FactCheck.org, NewsNation/ABC and other outlets conclude that while Canada’s statutory over‑quota tariffs do include very high percentages, headlines claiming Canada “charges 250% on U.S. dairy” are misleading without the TRQ context because in practice U.S. exports have generally stayed within quota volumes and therefore avoid those over‑quota rates [4] [3] [2]. Other trade reporting and farm press pieces emphasize both the existence of steep over‑quota rates and the political reality that TRQ administration, not just the rates, drives market outcomes [8] [1].

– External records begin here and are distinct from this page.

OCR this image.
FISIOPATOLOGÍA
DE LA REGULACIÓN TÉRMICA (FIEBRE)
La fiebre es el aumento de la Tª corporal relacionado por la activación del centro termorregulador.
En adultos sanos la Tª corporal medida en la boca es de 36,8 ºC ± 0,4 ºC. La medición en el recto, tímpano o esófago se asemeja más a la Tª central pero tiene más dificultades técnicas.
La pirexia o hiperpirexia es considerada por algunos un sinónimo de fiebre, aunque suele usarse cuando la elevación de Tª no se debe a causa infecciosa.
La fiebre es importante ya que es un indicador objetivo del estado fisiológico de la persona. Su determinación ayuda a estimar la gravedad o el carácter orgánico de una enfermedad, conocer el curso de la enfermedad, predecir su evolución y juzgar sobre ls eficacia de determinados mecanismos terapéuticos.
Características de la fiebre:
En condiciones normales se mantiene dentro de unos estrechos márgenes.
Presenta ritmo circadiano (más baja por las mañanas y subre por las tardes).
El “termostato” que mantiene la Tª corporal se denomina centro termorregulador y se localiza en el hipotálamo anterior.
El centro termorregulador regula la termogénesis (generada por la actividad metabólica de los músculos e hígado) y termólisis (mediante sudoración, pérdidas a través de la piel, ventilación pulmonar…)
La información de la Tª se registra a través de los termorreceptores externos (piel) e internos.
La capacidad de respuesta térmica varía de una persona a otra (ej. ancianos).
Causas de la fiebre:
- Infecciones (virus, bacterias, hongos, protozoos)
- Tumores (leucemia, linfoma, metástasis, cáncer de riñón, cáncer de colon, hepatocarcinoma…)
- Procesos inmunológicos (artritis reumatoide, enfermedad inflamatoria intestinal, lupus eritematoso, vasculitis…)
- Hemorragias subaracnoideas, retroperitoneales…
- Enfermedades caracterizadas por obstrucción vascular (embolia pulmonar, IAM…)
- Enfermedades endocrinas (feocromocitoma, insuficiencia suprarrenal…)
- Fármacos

7. What this means for exporters and policy debates

For exporters: in‑quota access requires permits and quota allocations administered by Canada; over‑quota shipments would face prohibitive duties [6] [5]. For policy: U.S. calls for lower tariffs must address TRQ volumes and administration; legal disputes under USMCA have focused on allocation practices as much as tariff magnitudes [12] [11]. Available sources do not mention specific current numeric TRQ volumes for every product in 2025 beyond the CPTPP milk TRQ figure and general references; consult Global Affairs Canada for exact, line‑by‑line 2025 TRQ schedules [7] [10].

Limitations: this summary uses the provided reporting, government notices and industry commentary; for line‑by‑line tariff rates and the exact 2025 TRQ fills and allocations, the government TRQ tables and WTO tariff schedules should be consulted (Global Affairs/CBSA postings cited above) [7] [6].